I have some attempt but cannot proceed:
Let $(\Omega,\mathcal{F},\mathbb{P})$ be the probability space over which $(X_{t})$ is defined. Suppose $X_{t}$ has a continuous modification $\tilde{X}_{t}$. That is, there exists a $\Omega_{0}\subset\Omega$ with $\mathbb{P}(\Omega_{0})=1$ such that we can define a random function $\tilde{X}:\Omega_{0}\times T\longrightarrow\mathbb{R}$ that satisfies $\tilde{X}_{t}(\omega)$ is continuous in $t$ for all $\omega\in\Omega_{0}$ and $X$ and $\tilde{X}$ only differ on a set $\Omega\setminus\Omega_{0}$ with probability $0$.
Then, note that, in the aspect of $X_{t}$, not all events are elements of $\mathcal{F}$. For instance $$A:=\{\omega\in\Omega:X(\omega,t)=0\ \text{for all}\ t\in [0,1]\}=\bigcap_{t\in[0,1]}\{X(\omega, t)=0\},$$ since this is an uncountable intersection of measurable events from $\mathcal{F}$.
However, since $\tilde{X}_{t}$ is continuous on, then we can depict $$B:=\{\omega\in\Omega_{0}:\tilde{X}(\omega,t)=0\ \text{for all}\ t\in[0,1]\}=\bigcap_{t\in D}\{\omega\in\Omega_{0}:\tilde{X}(\omega,t)=0\},$$ where $D$ is a dense countable subset of $[0,1]$, for instance, $D=\mathbb{Q}\cap [0,1]$. Therefore, $B\in\mathcal{F}$.

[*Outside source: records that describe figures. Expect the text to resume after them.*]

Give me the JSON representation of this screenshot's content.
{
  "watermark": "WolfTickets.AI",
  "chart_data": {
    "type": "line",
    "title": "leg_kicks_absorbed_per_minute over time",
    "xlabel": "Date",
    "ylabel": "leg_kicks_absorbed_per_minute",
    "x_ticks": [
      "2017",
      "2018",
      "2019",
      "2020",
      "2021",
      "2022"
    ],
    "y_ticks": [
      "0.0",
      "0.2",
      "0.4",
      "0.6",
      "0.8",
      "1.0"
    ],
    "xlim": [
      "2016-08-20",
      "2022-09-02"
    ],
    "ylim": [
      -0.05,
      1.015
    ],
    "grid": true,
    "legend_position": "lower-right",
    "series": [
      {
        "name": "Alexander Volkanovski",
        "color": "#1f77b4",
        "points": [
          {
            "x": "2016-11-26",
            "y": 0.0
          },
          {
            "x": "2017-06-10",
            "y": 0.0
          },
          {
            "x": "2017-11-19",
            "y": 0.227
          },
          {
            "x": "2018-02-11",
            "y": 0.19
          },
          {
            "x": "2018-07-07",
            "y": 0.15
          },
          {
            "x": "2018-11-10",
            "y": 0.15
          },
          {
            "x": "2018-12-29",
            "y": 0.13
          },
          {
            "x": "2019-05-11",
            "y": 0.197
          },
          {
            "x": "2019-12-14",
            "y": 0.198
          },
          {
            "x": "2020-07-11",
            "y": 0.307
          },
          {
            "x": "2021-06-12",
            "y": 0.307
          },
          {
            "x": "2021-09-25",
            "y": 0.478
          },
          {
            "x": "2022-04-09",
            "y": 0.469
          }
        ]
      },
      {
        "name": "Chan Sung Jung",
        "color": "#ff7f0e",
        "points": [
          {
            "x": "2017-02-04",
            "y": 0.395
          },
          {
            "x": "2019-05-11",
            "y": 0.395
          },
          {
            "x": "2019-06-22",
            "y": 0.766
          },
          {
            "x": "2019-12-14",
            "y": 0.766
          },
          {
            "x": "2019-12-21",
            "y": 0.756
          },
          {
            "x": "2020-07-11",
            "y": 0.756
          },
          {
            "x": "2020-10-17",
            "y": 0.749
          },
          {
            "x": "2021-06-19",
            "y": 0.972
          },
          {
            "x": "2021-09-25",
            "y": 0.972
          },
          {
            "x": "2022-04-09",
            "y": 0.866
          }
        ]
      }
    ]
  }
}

Then I got stuck, and for now I haven't even used the i.i.d and non-degenerate…. what should I do to get contradiction? Thank you!
Best Answer
Hint: let $t_n \in [0,1]$ be any sequence of distinct numbers converging to some $t$. Then the sequence of random variables $Y_n := \tilde{X}_{t_n}$ are iid with a non-degenerate distribution. If $\tilde{X}$ were really continuous, then this sequence would converge a.s. to $\tilde{X}_t$. However, show that a sequence of iid non-degenerate random variables converges with probability 0.
There are a number of ways to do the latter. One approach: use the non-degeneracy of the distribution to show that there exist two disjoint open sets $U,V \subset \mathbb{R}$ such that $P(Y_n \in U) > 0$ and $P(Y_n \in V) > 0$. Use the Borel zero-one law to show that, with probability 1, we have $Y_n \in U$ infinitely often and $Y_n \in V$ infinitely often. When this happens the sequence $Y_n$ is certainly not converging.